Gemstones are weighed in metric carats. One metric carat (ct) equals 0.200 grams (1/5 of a gram or 200 milligrams). A carat is further divided into 100 units called points. Reputable jewelers and Gem Trade Laboratory apply the same minimum standard of accuracy to colored stones as the US Federal Trade Commission (FTC) rules require for diamonds: All stated weights must be accurate to 1/200 .ct (one-half point).
Weight is usually written as a decimal fraction (e.g., 1.35 ct, or 0.73 ct), and should always be expressed to the second decimal place. Follow the international trade practice of rounding diamond weights up to the next higher point only when it is within 0.01 carat (rounding up only from 0.009 carat). They apply the same standard to colored stones, for consistency. Thus, a 0.478-carat stone is rounded down to 0.47 carat. Only a 0.479-carat stone may be rounded up to 0.48.
Generally speaking, the more a gemstone weighs (the larger it is), the more rare it is and, therefore, the more expensive it is likely to be per carat. Thus, one two-carat ruby is worth more than two one-carat rubies of the same quality.
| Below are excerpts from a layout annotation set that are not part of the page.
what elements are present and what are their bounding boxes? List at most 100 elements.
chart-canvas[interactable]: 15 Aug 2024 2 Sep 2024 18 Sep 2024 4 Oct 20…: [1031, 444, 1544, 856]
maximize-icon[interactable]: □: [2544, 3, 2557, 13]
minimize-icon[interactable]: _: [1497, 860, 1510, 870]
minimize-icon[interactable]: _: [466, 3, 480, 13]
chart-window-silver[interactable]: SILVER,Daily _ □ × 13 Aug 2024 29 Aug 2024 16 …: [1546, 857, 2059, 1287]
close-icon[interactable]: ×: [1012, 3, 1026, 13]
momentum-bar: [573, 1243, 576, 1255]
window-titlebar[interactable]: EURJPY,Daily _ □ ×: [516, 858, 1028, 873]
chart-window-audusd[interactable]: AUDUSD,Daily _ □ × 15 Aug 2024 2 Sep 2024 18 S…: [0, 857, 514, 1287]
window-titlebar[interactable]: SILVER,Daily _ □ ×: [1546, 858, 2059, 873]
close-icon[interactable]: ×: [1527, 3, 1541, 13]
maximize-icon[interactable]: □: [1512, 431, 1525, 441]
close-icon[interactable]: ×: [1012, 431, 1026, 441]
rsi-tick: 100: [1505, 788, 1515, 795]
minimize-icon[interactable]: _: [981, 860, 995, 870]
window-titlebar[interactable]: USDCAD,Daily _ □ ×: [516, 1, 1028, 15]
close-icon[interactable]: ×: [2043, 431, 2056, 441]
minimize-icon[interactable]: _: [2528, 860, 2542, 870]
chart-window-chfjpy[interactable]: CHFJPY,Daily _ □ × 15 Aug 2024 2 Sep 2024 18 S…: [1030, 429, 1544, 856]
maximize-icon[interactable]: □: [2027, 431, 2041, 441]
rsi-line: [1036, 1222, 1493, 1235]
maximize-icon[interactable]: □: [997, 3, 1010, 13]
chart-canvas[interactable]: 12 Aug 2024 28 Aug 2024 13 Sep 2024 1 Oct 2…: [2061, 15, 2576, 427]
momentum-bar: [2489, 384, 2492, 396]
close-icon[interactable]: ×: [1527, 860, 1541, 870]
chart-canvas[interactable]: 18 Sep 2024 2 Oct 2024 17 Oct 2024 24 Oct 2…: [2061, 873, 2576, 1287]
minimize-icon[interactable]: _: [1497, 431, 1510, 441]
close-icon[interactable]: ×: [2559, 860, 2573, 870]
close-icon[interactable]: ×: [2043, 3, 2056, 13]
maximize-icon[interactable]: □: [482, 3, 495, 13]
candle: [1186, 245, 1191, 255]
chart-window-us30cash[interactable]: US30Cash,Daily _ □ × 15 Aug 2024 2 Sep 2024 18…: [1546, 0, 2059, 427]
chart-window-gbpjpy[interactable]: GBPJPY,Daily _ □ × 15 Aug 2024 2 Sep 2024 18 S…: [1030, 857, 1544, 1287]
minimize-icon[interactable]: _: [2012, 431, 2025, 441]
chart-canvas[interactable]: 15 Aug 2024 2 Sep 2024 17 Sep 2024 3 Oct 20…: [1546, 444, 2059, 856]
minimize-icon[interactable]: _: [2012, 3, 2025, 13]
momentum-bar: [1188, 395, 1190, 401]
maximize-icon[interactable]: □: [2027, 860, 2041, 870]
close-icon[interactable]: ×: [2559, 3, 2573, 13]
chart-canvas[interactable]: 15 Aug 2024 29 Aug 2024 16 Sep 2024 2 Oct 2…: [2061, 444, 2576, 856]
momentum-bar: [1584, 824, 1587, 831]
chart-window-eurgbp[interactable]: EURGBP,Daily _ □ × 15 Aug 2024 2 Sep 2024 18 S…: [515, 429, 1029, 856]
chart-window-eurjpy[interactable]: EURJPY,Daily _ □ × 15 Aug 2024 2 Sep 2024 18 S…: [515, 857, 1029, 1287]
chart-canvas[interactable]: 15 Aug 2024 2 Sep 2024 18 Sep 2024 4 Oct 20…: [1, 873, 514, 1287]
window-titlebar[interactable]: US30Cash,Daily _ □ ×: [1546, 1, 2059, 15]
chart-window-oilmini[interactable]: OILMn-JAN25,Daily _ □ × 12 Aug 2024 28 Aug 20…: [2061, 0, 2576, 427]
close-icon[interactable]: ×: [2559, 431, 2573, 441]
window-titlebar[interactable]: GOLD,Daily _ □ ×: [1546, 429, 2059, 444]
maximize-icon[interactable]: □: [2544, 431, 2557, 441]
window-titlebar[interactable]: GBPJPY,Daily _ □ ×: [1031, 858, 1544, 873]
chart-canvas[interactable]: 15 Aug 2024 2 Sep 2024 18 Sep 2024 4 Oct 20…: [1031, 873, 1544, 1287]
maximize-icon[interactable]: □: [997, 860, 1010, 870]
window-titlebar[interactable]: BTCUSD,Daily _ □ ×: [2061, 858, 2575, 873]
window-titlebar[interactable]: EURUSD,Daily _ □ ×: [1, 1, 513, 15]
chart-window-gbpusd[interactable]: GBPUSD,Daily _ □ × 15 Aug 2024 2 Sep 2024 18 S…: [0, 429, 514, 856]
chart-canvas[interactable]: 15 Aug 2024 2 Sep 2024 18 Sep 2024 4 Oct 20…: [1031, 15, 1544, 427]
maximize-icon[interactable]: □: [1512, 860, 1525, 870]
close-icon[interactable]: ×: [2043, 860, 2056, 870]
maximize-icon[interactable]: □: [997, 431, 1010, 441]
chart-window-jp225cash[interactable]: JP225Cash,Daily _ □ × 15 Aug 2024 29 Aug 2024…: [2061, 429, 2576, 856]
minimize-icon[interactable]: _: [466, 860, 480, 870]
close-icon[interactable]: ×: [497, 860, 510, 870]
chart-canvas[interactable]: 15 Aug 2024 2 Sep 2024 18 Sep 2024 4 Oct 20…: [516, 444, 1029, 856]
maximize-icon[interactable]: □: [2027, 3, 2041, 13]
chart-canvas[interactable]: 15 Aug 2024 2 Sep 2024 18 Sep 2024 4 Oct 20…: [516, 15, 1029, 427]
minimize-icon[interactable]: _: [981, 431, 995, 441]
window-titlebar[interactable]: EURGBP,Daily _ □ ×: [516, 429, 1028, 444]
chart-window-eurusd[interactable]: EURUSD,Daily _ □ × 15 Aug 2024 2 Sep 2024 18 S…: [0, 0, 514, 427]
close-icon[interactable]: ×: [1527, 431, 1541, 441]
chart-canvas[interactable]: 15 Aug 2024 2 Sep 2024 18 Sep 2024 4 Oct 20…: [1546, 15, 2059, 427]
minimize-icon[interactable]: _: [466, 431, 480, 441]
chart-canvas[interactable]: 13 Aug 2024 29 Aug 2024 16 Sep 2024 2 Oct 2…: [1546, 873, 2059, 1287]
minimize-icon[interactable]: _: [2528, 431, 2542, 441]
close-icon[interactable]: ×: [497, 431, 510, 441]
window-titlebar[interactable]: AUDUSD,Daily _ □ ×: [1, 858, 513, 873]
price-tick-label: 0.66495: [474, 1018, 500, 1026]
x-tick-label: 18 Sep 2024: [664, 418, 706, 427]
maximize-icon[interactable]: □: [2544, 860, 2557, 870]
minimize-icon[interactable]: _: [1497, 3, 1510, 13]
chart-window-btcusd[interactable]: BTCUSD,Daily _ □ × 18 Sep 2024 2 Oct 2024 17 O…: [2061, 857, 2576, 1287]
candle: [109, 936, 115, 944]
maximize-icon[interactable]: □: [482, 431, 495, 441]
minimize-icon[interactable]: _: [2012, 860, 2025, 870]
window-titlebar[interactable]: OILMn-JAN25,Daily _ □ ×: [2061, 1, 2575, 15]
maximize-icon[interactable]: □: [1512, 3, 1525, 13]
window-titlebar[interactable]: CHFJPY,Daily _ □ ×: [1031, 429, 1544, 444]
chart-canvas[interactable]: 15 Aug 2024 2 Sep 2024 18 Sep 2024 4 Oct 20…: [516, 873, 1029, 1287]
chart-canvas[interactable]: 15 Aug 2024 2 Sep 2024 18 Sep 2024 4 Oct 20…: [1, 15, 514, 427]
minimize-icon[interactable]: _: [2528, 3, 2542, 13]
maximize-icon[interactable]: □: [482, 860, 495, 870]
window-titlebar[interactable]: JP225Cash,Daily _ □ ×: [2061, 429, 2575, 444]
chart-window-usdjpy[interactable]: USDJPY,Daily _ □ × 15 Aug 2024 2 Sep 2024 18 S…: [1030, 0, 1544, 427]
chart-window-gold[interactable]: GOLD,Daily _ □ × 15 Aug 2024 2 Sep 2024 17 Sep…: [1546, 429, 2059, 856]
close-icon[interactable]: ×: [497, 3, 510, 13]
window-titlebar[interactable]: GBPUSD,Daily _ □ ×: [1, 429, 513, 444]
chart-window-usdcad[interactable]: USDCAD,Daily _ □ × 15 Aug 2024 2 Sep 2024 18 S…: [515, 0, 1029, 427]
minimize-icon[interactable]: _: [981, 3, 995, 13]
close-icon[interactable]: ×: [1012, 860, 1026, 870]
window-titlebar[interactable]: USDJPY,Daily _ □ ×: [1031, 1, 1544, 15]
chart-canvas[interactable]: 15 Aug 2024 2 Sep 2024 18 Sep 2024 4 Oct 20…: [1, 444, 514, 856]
But stones that exceed sizes that are attractive and relatively easy to mount in jewelry are usually lower in per-carat price than the largest jewelry-size stones. The size limit actually depends more on measurements than on weight (usually 20 mm in the smallest face-up dimension).
Some gems, like blue topaz and citrine, are likely to occur in large sizes. Others, like ruby, are rare in sizes over three carats.